Xavier Velasco
El camino de los excesos, escribió William Blake, conduce al palacio de la sabiduría. Me lo repito a ratos, de butaca en butaca, sin querer ya pensar desde hace cuantas horas no hago otra cosa que ver bolas amarillas yendo y viniendo sobre la misma cancha. Es un drama que crece lentamente, como lo haría el cariño o el rencor a lo largo de una semana de intensidades multidireccionales, aunque monomaniáticas. Luego de las primeras seis horas ininterrumpidas de tenis, comienza uno a entender al mundo en función de la lógica del juego. Todo el drama vital se puede reducir al trazo de las líneas sobre la cancha. Podría narrarse el total de los aciertos y errores de una vida a partir de términos como servicio as, falta y doble falta.

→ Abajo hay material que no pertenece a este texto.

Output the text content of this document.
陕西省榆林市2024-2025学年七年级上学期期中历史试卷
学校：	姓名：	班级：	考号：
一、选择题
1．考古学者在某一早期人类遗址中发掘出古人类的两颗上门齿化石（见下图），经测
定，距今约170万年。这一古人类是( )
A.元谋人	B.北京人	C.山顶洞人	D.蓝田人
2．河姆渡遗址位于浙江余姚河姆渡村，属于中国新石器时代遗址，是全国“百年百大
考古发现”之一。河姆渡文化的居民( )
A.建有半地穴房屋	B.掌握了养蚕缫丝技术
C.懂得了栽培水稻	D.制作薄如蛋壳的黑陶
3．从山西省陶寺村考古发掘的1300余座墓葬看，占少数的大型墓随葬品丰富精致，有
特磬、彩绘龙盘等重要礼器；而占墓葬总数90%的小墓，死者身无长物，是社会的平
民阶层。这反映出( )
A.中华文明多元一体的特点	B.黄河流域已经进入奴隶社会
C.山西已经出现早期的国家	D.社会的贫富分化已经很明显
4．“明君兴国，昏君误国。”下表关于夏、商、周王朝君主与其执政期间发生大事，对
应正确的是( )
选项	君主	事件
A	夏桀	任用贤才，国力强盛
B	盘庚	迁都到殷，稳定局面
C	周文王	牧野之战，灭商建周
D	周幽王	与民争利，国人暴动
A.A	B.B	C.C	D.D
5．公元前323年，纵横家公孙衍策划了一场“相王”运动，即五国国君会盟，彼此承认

No quisiera saber la clase de ridículo que haría sobre una cancha, raqueta en mano. Ya lo hice en su momento, sin el mínimo espíritu de sacrificio, y hasta sin un sentido elemental del decoro. Dudo que dejaría el pellejo ante la red, pero difícilmente puedo prescindir de la aventura de viajar abordo de una estrategia ajena que sale disparada a doscientos kilómetros por hora. No sé si haya heroísmo o masoquismo en la manía de ir tras las últimas pelotas, pero entiendo y comparto a la distancia el proceso mental que lo hace indispensable. Sufro ahí en la butaca, pues de sufrir a gusto es que trata todo esto. Padezco cada uno de los servicios que el favorito en turno intenta inútilmente devolver. Espero como un beato que dispare un as, y me derrumbo como un búfalo muerto si en lugar de eso sale doble falta.
Hay, entre jugador y aficionado, una simbiosis similar a la que une al autor y al lector. Sólo que en este caso el asunto de la profundidad corre a cargo de cada quien. Nadie sino uno mismo sabe lo que apuesta. O en fin, lo que involucra en este juego abstracto de ganar o perder. Ganarle al otro, ganarse a sí mismo, perder con suerte el miedo de perder. Entrar en componenda dichosa con los astros si acaso el marcador le favorece a aquel que yo escogí, y por lo tanto a mí, que por propia elección vengo detrás. He querido expropiar un juego ajeno, y en su momento erosionarme el hígado por su sola causa. Que es la mía, se entiende. Como mía es también la esperanza de ver una final entre Nadal y Federer. ¿Por qué? Porque ninguna otra provoca dosis tan generosas de sufrimiento puro. Voy a ponerlo claro: pago por sufrir.
Día tras día, los ardores aumentan. Cada punto va siendo más pesado, y en tanto eso mejor parecido a un nuevo coletazo del destino. Hay un aire fatal en esos golpes de pelota, cuyos ecos de pronto me acompañan abordo de la scooter, de regreso al hotel. Otros, en mi lugar, acuden cada día a una parroquia y le entregan la suma de sus aflicciones. Una guerra, al final, de cualquier forma. Una pelea a muerte contra lo peor de mí, encarnado en las fuerzas adversas del destino. Y aquí estoy, sin moverme ni atreverme a pensar en otra cosa. Produciendo energía, como un generador.